Lawyer says accused Army private was locked up alone for at least 23 hours a day
By David Dishneau
Associated Press
FORT MEADE, Md. (AP) — An Army private accused of sending reams of classified U.S. documents to the secret-spilling website WikiLeaks was kept in tight pretrial confinement partly because another prisoner had recently committed suicide, the former security chief at the Quantico, Va., Marine Corps base testified Wednesday.
Marine Col. Robert Oltman appeared as a witness on the second day of a pretrial hearing for Pfc. Bradley Manning, who is seeking dismissal of all charges, claiming his confinement in the Quantico brig amounted to illegal punishment.
Oltman and others have testified that psychiatrists who examined Manning at Quantico repeatedly recommended that his conditions be eased. But Oltman, whose command included the brig, said he was skeptical about at least one of those recommendations because another detainee had killed himself in December 2009 after his custody status was reduced based upon the advice of the same doctor, Navy Capt.
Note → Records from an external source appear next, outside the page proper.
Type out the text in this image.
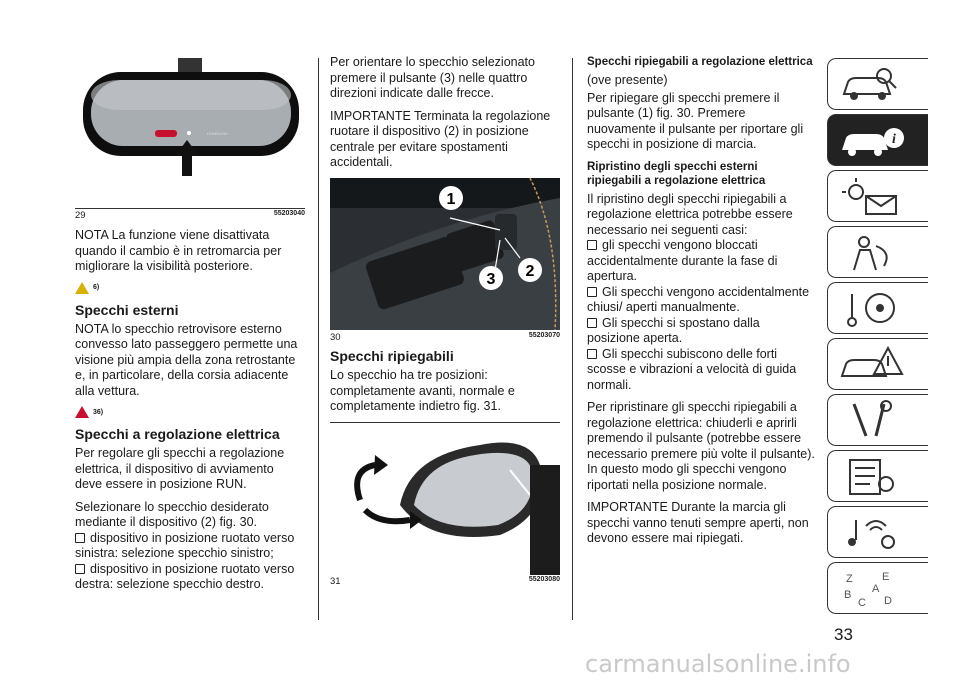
HOMELINK
29	55203040

NOTA La funzione viene disattivata quando il cambio è in retromarcia per migliorare la visibilità posteriore.

6)
Specchi esterni

NOTA lo specchio retrovisore esterno convesso lato passeggero permette una visione più ampia della zona retrostante e, in particolare, della corsia adiacente alla vettura.

36)
Specchi a regolazione elettrica

Per regolare gli specchi a regolazione elettrica, il dispositivo di avviamento deve essere in posizione RUN.

Selezionare lo specchio desiderato mediante il dispositivo (2) fig. 30.

dispositivo in posizione ruotato verso sinistra: selezione specchio sinistro;

dispositivo in posizione ruotato verso destra: selezione specchio destro.

Per orientare lo specchio selezionato premere il pulsante (3) nelle quattro direzioni indicate dalle frecce.

IMPORTANTE Terminata la regolazione ruotare il dispositivo (2) in posizione centrale per evitare spostamenti accidentali.

1
2
3
30	55203070
Specchi ripiegabili

Lo specchio ha tre posizioni: completamente avanti, normale e completamente indietro fig. 31.

31	55203080
Specchi ripiegabili a regolazione elettrica

(ove presente)

Per ripiegare gli specchi premere il pulsante (1) fig. 30. Premere nuovamente il pulsante per riportare gli specchi in posizione di marcia.

Ripristino degli specchi esterni ripiegabili a regolazione elettrica

Il ripristino degli specchi ripiegabili a regolazione elettrica potrebbe essere necessario nei seguenti casi:

gli specchi vengono bloccati accidentalmente durante la fase di apertura.

Gli specchi vengono accidentalmente chiusi/ aperti manualmente.

Gli specchi si spostano dalla posizione aperta.

Gli specchi subiscono delle forti scosse e vibrazioni a velocità di guida normali.

Per ripristinare gli specchi ripiegabili a regolazione elettrica: chiuderli e aprirli premendo il pulsante (potrebbe essere necessario premere più volte il pulsante). In questo modo gli specchi vengono riportati nella posizione normale.

IMPORTANTE Durante la marcia gli specchi vanno tenuti sempre aperti, non devono essere mai ripiegati.

i
Z	E
A
B
C D
33
carmanualsonline.info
William Hocter, the psychiatrist assigned to the brig.
“He didn’t have the strongest credibility with me with regards to his recommendations,” Oltman said under questioning by civilian defense attorney David Coombs.
Oltman said repeatedly that he preferred to “err on the side of caution” on Manning’s confinement.
Manning was held at Quantico for nine months, from July 2010 to April 2011, when he was moved to Fort Leavenworth, Kansas. Throughout his time at Quantico, he was designated a “maximum custody” detainee and considered at risk of either suicide or harming himself or others. He was locked up alone for at least 23 hours a day, forced to sleep naked for several nights and required to stand naked at attention one morning, his lawyers assert.
At Fort Leavenworth, Manning was re-evaluated and given a medium-security classification.
Oltman said he told Hocter in January 2011 that Manning would remain on “prevention of injury” status unless senior officers decided otherwise.
Oltman acknowledged he told Hocter: “”Nothing’s going to change. He won’t be able to hurt himself. He’s not going to be able to get away, and our way of ensuring this is that he will remain on this status indefinitely.”
On cross-examination by prosecutor Maj. Ashden Fein, Oltman said that neither he nor any senior officers ever made decisions regarding Manning’s custody classification. Oltman said those decisions were made by the brig commander, a position that during Manning’s confinement was held by Chief Warrant Officer 4 James Averhart and then by Chief Warrant Officer 2 Denise Barnes.
Hocter testified later in the day that he considered Manning a suicide risk when the soldier first arrived at Quantico from Kuwait. Eight days later, seeing no suicidal tendencies, Hocter recommended an easing to “prevention-of-injury” status and the brig commander agreed. The change meant jailers would check on Manning every 15 minutes instead of every five. But for the next four months, nearly until Hocter deployed to Afghanistan, jailers rejected his weekly recommendations for further easing Manning’s restrictions, Hocter said.
“It was just clear to me they had made up their minds on a certain course of action and that my recommendations had no impact,” he said.
Hocter said the long period of solitary confinement hurt Manning’s physical and mental health, making him more irritable and anxious, and less cooperative.
One of the security measures was the removal of Manning’s underwear at night, starting March 2, 2011, after he told a guard that if he wanted to kill himself, he could hang himself with the waistband. Coombs suggested Manning was commenting on the absurdity of his situation.
Coombs produced an email in which Quantico’s chief legal officer at the time, Lt. Col. Christopher Greer, made light of the underwear episode with a Dr. Seuss parody: “I can wear them in a box. I can wear them with a fox. I can wear them in the day. I can wear them so I say. But I can’t wear them at night. My comments gave the staff a fright,” Coombs read.
Oltman acknowledged that he responded to the email with the signature, “Sam I am,” another Dr. Seuss reference.
“Was it funny to you that Pfc. Manning was being stripped at night?” Coombs asked.
“No, it was not, it was a very serious issue,” Oltman said.
At least a dozen supporters of the 24-year-old Army private attended the second day of what is expected to be a six-day hearing.
Manning faces possible life imprisonment if convicted of aiding the enemy, the most serious of the 22 charges that he faces.
He is accused of sending hundreds of thousands of classified Iraq and Afghanistan war logs and more than 250,000 diplomatic cables to WikiLeaks while he was working as an intelligence analyst in Baghdad in 2009 and 2010.
The materials Manning is suspected of leaking include sensitive reports on foreign governments and leaders and a 2007 video clip of a U.S. helicopter crew gunning down 11 men later found to have included a Reuters news photographer and his driver. The video garnered worldwide attention. The Pentagon concluded the troops acted appropriately during the attack, having mistaken the camera equipment for weapons.